FOTOS

Nos bairros populosos que se notabilizavam como ponto de atração para os periféricos, havia sempre uma loja com a placa destacando que ali se faziam fotografias.

No bairro ligado ao que eu morava na juventude, havia o FOTO VIEIRA cujo dono, Sr. Vieira (logicamente) era o responsável por fazer a cobertura fotográfica dos casamentos, batizados, formaturas, bailes de 15 anos e demais eventos sociais, além claro, das que seriam usadas nos documentos ou transformadas em cartões postais dos mortais comuns ou dos artistas com relevância na atualidade.

No FOTO VIEIRA, a máquina era daquelas bem antigas, quadradas, feitas de madeira.

O profissional cobria a cabeça com um pano preto e depois de feito o enquadramento acendia os refletores e fotografava acionando o obturador através de um cabo longo e fino.

Para as fotografias de documentos em que eram obrigatórios paletó e gravata, havia paletó azul e a frente de camisa branca com gravata preta ajustada ao colarinho com tiras para amarrar na altura da nuca.

O conjunto era semelhante ao babador de criancinhas que, depois de ajustado sob o paletó, dava a impressão de que o fotografado estava vestido conforme o figurino exigido, apesar do cheiro desagradável de peças muito usadas, mas nunca lavadas.
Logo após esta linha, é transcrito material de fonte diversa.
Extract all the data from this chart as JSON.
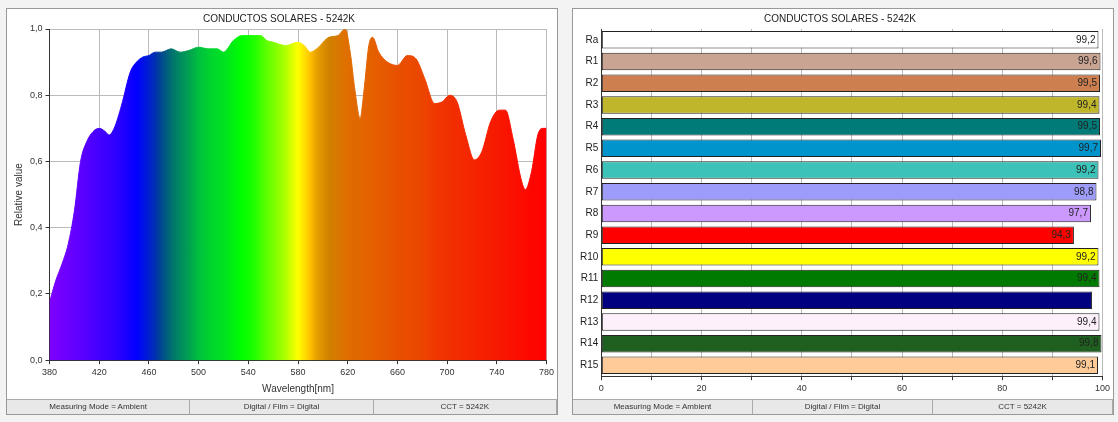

Salvo nas oportunidades em que a urgência era maior do que torniquete para estancar sangria, nunca menos de uma semana era o tempo que precisávamos esperar para ver as fotografias feitas na loja ou as cópias dos filmes que levávamos para revelar.

Naquele tempo o meu pai teve a máquina Kodak, tipo caixão, que usava filme com 12 poses.

Raramente conseguíamos 8 das 12 fotos.

Longe de mim a ideia de duvidar do profissionalismo ou retidão de caráter do Sr. Vieira, mas será que o seu proceder estava conforme o recomendado pelo fabricante dos filmes?

Com a evolução da tecnologia todo mundo aprendeu a fotografar.

Surgiu até um termo novo, selfies.

Os programas de computador fazem os milagres imaginados pelas mentes mais férteis, emagrecem as “rolhas de poço”, vestem os “tribufus” com artigos de marcas, criam ou ajeitam cabeleiras, tiram manchas da pele, excluem os “papagaios de piratas” indesejados...

As câmeras evoluíram até serem substituídas pelos celulares, a Kodak que fabricava filme e papel fotográfico faliu e as lojas do tipo FOTO VIEIRA deixaram de existir.

Os profissionais, salvo na mídia tradicional, na polícia técnica e para os eventos oficiais da política estão cada vez mais raros assim como os “lambe-lambe” das grandes cidades.

Os álbuns foram substituídos por pen-drives que acoplados à TV, automaticamente, expõem as fotos digitalizadas.

Agora, fotografias obrigatórias para Identidade, CNH, Passaporte, etc. são digitalizadas e a pessoa pode escolher aquela em que está mais “bonitinho” entre as muitas que são feitas na ocasião, e, se a dúvida permanecer, o atendente do Poupa Tempo pode dar uma sugestãozinha em qual delas o sujeito não está semelhante ao “papa figo que assusta lobisomem” como na monstruosa e tragicômica foto 3X4 das antigas CTPS.

CITAÇÕES

CNH = Carteira Nacional de Habilitação

CTPS = Carteira Profissional e Previdência Social

Lambe-lambe = alcunha de fotógrafos ambulantes, motivada pelo hábito de tirar o excesso do produto da revelação com a língua.

Lobisomem = figura mitológica, mistura de homem e lobo.

Papa figo = figura mitológica de homem velho que se alimenta com fígado de crianças.

Papagaio de pirata = gente estranha que aparece nas fotos.

Poupa Tempo = órgão estadual para acesso a todos os serviços públicos num só lugar. Em Pernambuco se chama Rapidinho.

Rolha-de-poço = pessoa volumosa e muito acima do peso ideal.

Selfies = fotografar-se

Tribufu = pessoa malvestida, desalinhada.